ECLI:NL:CRVB:2018:1553
Centrale Raad van Beroep
- Hoger beroep
- Rechtspraak.nl
Afwijzing aanvraag bijzondere bijstand voor schuld aan energieleverancier
In deze zaak heeft de Centrale Raad van Beroep op 24 april 2018 uitspraak gedaan in hoger beroep tegen een eerdere uitspraak van de rechtbank Zeeland-West-Brabant. De appellante, die sinds 26 augustus 2014 bijstand ontving, had op 27 mei 2015 een aanvraag ingediend voor bijzondere bijstand ter aflossing van een schuld bij haar energieleverancier, Delta, ter hoogte van € 515,21. Het dagelijks bestuur van Orionis Walcheren heeft deze aanvraag afgewezen, met als argument dat artikel 13, lid 1, sub g van de Participatiewet (PW) in beginsel bijstandverlening voor schulden in de weg staat en dat er geen dringende redenen waren om hiervan af te wijken.
De rechtbank heeft het beroep van appellante tegen deze afwijzing ongegrond verklaard. In hoger beroep heeft appellante zich tegen deze uitspraak gekeerd, maar de Raad oordeelde dat de grondslag voor de afwijzing niet ontleend kan worden aan artikel 16 van de PW, maar aan artikel 49, sub b van de PW. De Raad concludeerde dat er geen zeer dringende redenen waren voor het verlenen van bijzondere bijstand, aangezien er ten tijde van de aanvraag geen acute noodsituatie was.
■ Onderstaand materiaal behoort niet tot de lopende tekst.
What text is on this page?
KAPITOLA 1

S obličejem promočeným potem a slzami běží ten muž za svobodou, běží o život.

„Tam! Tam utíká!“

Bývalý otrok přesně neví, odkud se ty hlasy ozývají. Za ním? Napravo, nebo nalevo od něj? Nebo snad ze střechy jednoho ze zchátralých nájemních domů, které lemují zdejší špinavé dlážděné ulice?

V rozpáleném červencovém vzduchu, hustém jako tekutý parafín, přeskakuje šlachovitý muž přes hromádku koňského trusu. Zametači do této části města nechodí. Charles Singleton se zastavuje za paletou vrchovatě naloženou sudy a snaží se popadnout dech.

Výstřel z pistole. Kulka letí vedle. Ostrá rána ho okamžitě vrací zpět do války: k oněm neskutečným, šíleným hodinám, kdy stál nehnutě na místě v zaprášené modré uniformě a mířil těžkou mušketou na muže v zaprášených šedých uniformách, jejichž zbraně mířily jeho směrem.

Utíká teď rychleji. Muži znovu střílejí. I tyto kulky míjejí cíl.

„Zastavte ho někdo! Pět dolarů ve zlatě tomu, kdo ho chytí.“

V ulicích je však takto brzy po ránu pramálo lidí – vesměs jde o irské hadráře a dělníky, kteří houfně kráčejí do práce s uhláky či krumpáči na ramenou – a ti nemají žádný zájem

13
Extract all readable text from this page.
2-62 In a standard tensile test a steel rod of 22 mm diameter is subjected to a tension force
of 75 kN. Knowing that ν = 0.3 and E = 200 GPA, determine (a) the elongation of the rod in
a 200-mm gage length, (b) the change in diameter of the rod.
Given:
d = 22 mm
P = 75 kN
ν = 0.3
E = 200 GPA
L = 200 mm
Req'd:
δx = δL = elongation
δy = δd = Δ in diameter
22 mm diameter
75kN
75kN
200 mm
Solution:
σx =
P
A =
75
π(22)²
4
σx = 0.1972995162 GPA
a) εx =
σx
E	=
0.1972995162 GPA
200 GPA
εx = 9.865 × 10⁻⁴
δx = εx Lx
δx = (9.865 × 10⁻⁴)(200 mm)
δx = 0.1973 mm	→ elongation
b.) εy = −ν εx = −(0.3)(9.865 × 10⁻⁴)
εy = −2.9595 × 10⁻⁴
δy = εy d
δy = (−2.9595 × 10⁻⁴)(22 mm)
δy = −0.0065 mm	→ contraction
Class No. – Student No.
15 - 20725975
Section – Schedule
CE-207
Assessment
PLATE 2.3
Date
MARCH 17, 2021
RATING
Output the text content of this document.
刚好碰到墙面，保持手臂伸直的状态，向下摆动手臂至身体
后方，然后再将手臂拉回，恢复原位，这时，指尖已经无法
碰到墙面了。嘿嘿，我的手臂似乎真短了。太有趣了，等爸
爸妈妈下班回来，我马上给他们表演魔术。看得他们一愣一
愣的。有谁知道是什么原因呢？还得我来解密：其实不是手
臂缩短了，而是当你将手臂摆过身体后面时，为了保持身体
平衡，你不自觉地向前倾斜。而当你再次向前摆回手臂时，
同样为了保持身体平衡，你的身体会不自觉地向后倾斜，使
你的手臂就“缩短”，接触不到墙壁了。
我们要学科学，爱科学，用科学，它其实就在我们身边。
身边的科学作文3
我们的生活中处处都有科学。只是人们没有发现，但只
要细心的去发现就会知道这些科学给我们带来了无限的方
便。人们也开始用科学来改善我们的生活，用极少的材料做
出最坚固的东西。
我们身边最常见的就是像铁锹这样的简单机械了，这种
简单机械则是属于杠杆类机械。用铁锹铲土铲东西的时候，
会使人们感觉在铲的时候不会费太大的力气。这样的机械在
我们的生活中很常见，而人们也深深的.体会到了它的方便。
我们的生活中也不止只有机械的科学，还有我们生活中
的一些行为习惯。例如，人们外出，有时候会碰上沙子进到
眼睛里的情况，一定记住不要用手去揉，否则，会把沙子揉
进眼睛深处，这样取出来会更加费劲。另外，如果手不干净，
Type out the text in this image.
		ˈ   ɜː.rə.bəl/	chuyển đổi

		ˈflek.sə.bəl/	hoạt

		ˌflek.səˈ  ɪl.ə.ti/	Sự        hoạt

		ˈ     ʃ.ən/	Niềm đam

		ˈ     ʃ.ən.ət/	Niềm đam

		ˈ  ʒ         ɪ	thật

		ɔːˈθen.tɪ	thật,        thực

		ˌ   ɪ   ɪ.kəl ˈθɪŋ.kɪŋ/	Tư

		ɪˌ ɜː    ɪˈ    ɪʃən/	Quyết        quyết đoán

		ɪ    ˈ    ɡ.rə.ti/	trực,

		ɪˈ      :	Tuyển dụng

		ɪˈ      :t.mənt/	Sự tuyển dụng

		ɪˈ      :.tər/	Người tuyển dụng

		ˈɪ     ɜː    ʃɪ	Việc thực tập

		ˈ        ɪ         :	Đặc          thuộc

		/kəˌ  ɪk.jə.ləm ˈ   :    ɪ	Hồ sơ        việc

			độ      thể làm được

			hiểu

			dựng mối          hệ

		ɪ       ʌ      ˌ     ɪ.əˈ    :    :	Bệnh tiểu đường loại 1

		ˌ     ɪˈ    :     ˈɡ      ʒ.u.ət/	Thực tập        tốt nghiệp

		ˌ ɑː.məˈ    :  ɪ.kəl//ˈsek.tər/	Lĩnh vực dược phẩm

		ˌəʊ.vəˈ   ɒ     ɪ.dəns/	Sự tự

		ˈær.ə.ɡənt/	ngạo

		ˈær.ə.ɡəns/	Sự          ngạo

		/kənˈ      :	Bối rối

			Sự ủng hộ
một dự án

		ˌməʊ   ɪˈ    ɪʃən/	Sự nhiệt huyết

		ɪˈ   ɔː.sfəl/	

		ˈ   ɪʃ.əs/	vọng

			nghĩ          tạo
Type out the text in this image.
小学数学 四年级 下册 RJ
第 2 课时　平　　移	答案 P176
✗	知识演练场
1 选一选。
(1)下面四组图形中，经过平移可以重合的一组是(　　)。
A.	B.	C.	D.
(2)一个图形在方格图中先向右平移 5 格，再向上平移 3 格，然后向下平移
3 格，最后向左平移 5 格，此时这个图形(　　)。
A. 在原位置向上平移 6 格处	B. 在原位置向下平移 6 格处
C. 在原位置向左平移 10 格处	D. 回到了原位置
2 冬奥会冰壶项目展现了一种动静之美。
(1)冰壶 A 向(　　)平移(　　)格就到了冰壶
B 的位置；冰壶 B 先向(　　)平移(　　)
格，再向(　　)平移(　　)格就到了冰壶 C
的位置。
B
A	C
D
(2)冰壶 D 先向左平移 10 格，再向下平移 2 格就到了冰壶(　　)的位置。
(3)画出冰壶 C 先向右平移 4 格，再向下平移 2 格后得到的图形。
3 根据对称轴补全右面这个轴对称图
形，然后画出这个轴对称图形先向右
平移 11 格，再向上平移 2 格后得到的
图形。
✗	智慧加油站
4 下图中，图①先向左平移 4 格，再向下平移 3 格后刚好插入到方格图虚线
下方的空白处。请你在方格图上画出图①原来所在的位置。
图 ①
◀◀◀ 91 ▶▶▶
De Raad heeft ook overwogen dat de weigering van het dagelijks bestuur niet in strijd was met artikel 8 van het Europees Verdrag voor de Rechten van de Mens (EVRM), omdat de normale ontwikkeling van het privéleven van appellante niet werd belemmerd.
Uiteindelijk bevestigde de Centrale Raad van Beroep de eerdere uitspraak van de rechtbank, met verbetering van gronden, en oordeelde dat het hoger beroep niet slaagde. De uitspraak werd gedaan door een meervoudige kamer, met P.W. van Straalen als voorzitter, en de leden E.C.R. Schut en R.P.Th. Elshoff, in tegenwoordigheid van griffier J. Tuit.